A cautela é compreensível. O 8 de Janeiro evidenciou o poder de mobilização e destruição dos golpistas. Além disso, a PF encontrou, em celulares apreendidos com Bolsonaro, o rascunho de um pedido de asilo político à Argentina, salvo em fevereiro de 2024, dias após a deflagração da Operação Tempus ­Veritatis. Nesse mesmo período, o ex-presidente passou duas noites na Embaixada da Hungria em Brasília, como revelou à época o jornal The New York Times. O risco de fuga continua real: bastaria que o réu entrasse em um carro consular, oferecido por aliados como Javier Milei ou Viktor Orbán, para desencadear uma crise diplomática sem precedentes.

Enquanto o STF adota medidas para assegurar o julgamento, líderes do “Centrão” e bolsonaristas atuam pela aprovação de um pacote para garantir impunidade a corruptos e golpistas. Na quarta-feira 27, o presidente da Câmara, Hugo Motta, tentou pautar a “PEC das Prerrogativas Parlamentares”, que impede investigações contra congressistas sem aval prévio do Legislativo. A proposta só não foi votada por falta de consenso em torno do parecer do relator, ­Lafayette de Andrada (Republicanos).

Esse é, porém, apenas o primeiro passo de um acordo articulado por Arthur Lira, antecessor de Motta e principal fiador de sua eleição, para encerrar o motim bolsonarista no Congresso no início de agosto. Como detalhou CartaCapital na edição 1375, o pacto inclui ainda a aprovação de uma PEC que extingue o foro privilegiado, afastando do STF parlamentares acusados de desviar emendas, e também a anistia aos golpistas.
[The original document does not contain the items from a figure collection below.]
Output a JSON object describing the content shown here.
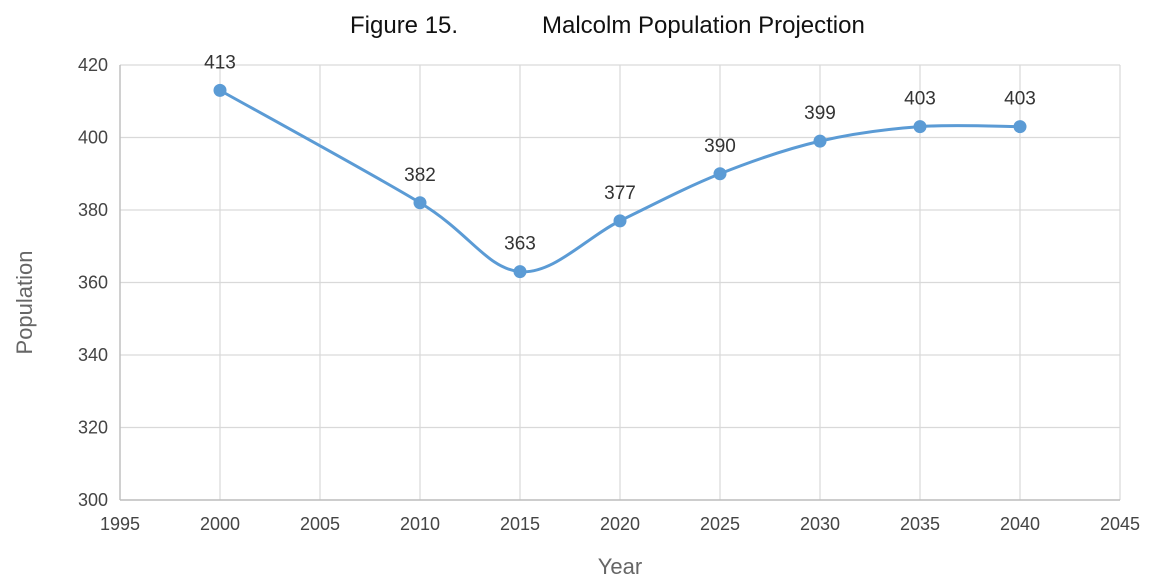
{
  "figure_label": "Figure 15.",
  "chart_data": {
    "type": "scatter",
    "title": "Malcolm Population Projection",
    "xlabel": "Year",
    "ylabel": "Population",
    "xlim": [
      1995,
      2045
    ],
    "ylim": [
      300,
      420
    ],
    "xticks": [
      1995,
      2000,
      2005,
      2010,
      2015,
      2020,
      2025,
      2030,
      2035,
      2040,
      2045
    ],
    "yticks": [
      300,
      320,
      340,
      360,
      380,
      400,
      420
    ],
    "grid": true,
    "line_style": "smooth",
    "series": [
      {
        "x": [
          2000,
          2010,
          2015,
          2020,
          2025,
          2030,
          2035,
          2040
        ],
        "y": [
          413,
          382,
          363,
          377,
          390,
          399,
          403,
          403
        ],
        "labels": [
          "413",
          "382",
          "363",
          "377",
          "390",
          "399",
          "403",
          "403"
        ],
        "color": "#5b9bd5"
      }
    ]
  }
}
Ao anunciar o acordo, o líder do PL na Câmara, Sóstenes Cavalcante, foi direto: a fatura bolsonarista só será paga “depois”, possivelmente após o julgamento do ex-presidente. Caberá então ao Supremo o ônus político de derrubar, se necessário, a anistia feita sob medida para um certo capitão.

Devassa nas emendas Pix

O ministro Flávio Dino, do Supremo Tribunal Federal, determinou que a Polícia Federal investigue irregularidades em emendas parlamentares que somam 694 milhões de reais. A apuração abrange 964 emendas individuais de transferência especial, as chamadas de “emendas Pix”, aprovadas entre 2020 e 2024, e que não possuem plano de trabalho registrado no sistema do governo. O magistrado deu prazo de dez dias úteis para o Tribunal de Contas da União enviar às superintendências da PF em todo o País a lista das emendas sem cadastro, alvo do inquérito. O registro do plano de trabalho para essas emendas foi exigido pelo STF a partir de 2022 e visa garantir maior transparência e controle na liberação dos recursos públicos.

Argentina/ Boca na botija

Escândalo de corrupção atinge Karina Milei, irmã e mentora do presidente argentino

“Estamos roubando o roubo deles”, esclareceu o outsider – Imagem: Juan Mabromata/AFP

Javier Milei deixou de lado o discurso contra a “casta política” da Argentina. A mudança de tom coincidiu com um escândalo de propina paga por empresas do ramo farmacêutico em troca de contratos públicos que atinge em cheio sua irmã, Karina Milei, secretária-geral da Presidência. Pressionado pelas acusações, o outsider deu uma explicação digna de velhos coronéis. Em um evento, disse que os opositores o perseguem. “Ficam com raiva por estarmos roubando o roubo deles.”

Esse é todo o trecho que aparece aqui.